Separate the levels of abstraction and you'll be much more fine. Forget the
apparent homonymies that exist between distinct layers of abstraction and
use each standard in what it is designed for (including the Unicode
"character/glyph model" which is not defining an encoding scheme).
So don't say that there are one-for-one equivalences. This is wrong : the
adaptation layer must exist between abstraction levels and between separate
standards, but the Unicode standard does not specify them completely (with
the only exception of standard UTF encodings schemes, which is just one
possible adaptation across some abstraction levels, but is not made to
adapt alone to other standards than what is in the Unicode standard itself).
2012/11/17 Buck Golemon <buck_at_yelp.com>
> On Fri, Nov 16, 2012 at 4:11 PM, Doug Ewell <doug_at_ewellic.org> wrote:
>
>> Buck Golemon wrote:
>>
>> Is it incorrect to say that 0x81 is a non-semantic byte in cp1252, and
>>> to map it to the equally-non-semantic U+81 ?
>>>
>>> This would allow systems that follow the html5 standard and use cp1252
>>> in place of latin1 to continue to be binary-faithful and reversible.
>>>
>>
>> This isn't quite as black-and-white as the question about Latin-1. If you
>> are targeting HTML5, you are probably safe in treating an incoming 0x81
>> (for example) as either U+0081 or U+FFFD, or throwing some kind of error.
>
>
> Why do you make this conditional on targeting html5?
>
> To me, replacement and error is out because it means the system loses data
> or completely fails where it used to succeed.

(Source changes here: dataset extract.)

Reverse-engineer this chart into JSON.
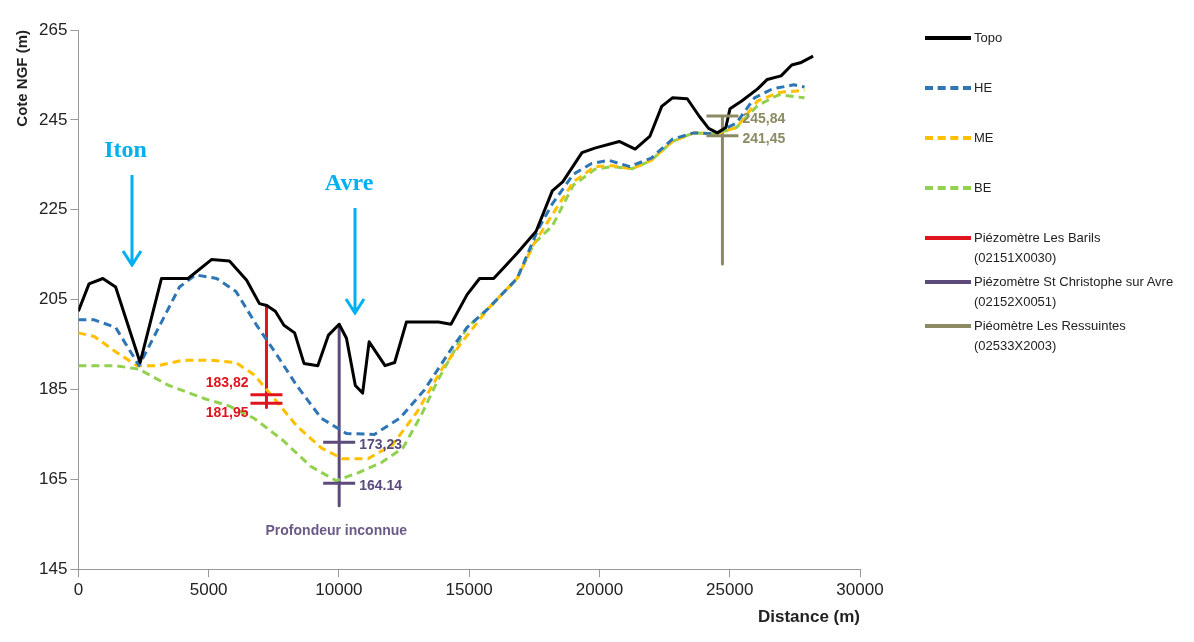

> Currently there's no reasonable way for me to implement the U+0081 option
> other than inventing a new "cp1252+latin1" codec, which seems undesirable.
>
>
>> HTML5 insists that you treat 8859-1 as if it were CP1252, so it no longer
>> matters what the byte is in 8859-1.
>
>
> I feel like you skipped a step. The byte is 0x81 full stop. I agree that
> it doesn't matter how it's defined in latin1 (also it's not defined in
> latin1).
> The section of the unicode standard that says control codes are equal to
> their unicode characters doesn't mention latin1. Should it?
> I was under the impression that it meant any single-byte encoding, since
> it goes out of its way to talk about "8-bit" control codes.